BOGOTA, Colombia, Dec. 6--Despite flagging support for his peace 
efforts, President Andres Pastrana opted today to give the nation's 
largest rebel group an eight-week extension on the demilitarized zone 
that the government ceded to the rebels two years ago.

Mr. Pastrana had until midnight to decide whether to let the rebels 
keep control of the zone--totaling 16,000 square miles in southern 
Colombia, the size of Switzerland--or retake it by force. With the 
extension, Mr. Pastrana is banking that government negotiators will 
be able to restart peace talks that have been all but dead since 
mid-November, when the rebels froze the talks to protest what they 
said was the government's inability to control right-wing 
paramilitary forces.

The extension will last until January 31, said Camilo Gomez, the 
government's lead negotiator. "It is clear the extension is aimed at 
resolving the frozen dialogues and to advance humanitarian accords 
that we had been working on," he said.

Mr. Gomez cautioned, however, that the extension came with 
conditions, namely restrictions on the entry of people and supplies 
into the demilitarized zone.

News of the extension was made public about 15 minutes before 
midnight, after Mr. Pastrana met with members of the Colombian 
Congress, government ministers and foreign ambassadors, including 
Anne Patterson of the United States.

"It's not an easy decision, but the president has a strong commitment 
to the peace process," Ms. Patterson said. "We all agree that a 
negotiated peace is the only way for Colombia."
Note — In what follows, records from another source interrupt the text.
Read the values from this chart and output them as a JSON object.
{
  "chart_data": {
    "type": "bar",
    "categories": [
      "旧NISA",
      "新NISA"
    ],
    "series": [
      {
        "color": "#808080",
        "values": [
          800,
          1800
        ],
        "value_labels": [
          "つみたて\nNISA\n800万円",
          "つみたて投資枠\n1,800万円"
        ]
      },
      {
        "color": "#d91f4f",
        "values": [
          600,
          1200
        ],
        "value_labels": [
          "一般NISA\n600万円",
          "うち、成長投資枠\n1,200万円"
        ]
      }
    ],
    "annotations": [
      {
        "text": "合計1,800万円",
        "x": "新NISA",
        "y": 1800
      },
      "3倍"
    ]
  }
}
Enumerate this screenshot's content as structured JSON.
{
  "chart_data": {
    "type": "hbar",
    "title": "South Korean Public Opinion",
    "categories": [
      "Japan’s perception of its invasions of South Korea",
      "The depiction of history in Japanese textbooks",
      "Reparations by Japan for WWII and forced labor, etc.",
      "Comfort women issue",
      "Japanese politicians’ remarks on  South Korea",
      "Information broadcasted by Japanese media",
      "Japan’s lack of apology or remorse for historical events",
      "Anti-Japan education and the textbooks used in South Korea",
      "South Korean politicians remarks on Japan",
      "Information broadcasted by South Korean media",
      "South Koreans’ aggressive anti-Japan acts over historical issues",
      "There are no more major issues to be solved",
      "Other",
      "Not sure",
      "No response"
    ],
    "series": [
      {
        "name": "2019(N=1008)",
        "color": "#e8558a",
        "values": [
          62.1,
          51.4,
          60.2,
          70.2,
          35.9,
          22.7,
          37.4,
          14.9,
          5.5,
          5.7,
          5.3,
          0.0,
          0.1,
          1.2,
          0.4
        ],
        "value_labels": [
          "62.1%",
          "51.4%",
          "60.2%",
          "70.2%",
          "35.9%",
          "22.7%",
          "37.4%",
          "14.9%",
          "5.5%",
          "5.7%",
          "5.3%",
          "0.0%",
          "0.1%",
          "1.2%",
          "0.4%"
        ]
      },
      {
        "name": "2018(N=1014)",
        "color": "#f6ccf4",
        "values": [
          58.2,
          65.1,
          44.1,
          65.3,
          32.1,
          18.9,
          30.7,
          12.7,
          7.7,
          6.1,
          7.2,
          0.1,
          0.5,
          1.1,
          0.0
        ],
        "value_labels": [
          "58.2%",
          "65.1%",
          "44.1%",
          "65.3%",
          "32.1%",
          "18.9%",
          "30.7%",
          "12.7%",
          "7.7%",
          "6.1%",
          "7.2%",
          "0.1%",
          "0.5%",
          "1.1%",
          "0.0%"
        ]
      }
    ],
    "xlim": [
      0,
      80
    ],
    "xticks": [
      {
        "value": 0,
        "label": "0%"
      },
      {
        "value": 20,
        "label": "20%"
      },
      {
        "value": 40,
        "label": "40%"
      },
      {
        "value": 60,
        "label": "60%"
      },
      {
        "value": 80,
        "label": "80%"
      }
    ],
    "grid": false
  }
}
Mr. Pastrana's decision comes two years after his government, hopeful 
that the 36-year war could be ended, created the zone for the 
Revolutionary Armed Forces of Colombia, or FARC. In November 1998, 
the government pulled 2,500 troops out of the area in Caqueta 
Province.

But that area has become a political liability for Mr. Pastrana. As 
peace talks sputtered, rebel attacks across the country mounted, many 
of them started from inside the territory, the government has said.

The rebels are also accused of forcefully recruiting teenage fighters 
who lived in the zone and using the territory as a safe place to hold 
kidnapping victims. This week, a Colombian newsmagazine reported that 
Venezuelan military officials visited FARC leaders inside the zone, 
without Colombian government approval. Colombian and United States 
government officials have also accused the FARC of reaping millions 
of dollars inside the zone by taxing coca farmers and drug 
traffickers and running coca-processing labs.

During his visit to Colombia last month, Gen. Barry R. McCaffrey, the 
United States drug policy coordinator, said that what happened in the 
FARC-controlled area was predictable.

"It has been turned into an armed bastion of the FARC," Mr. McCaffrey 
said. "They're building roads, airfields. They're processing cocaine."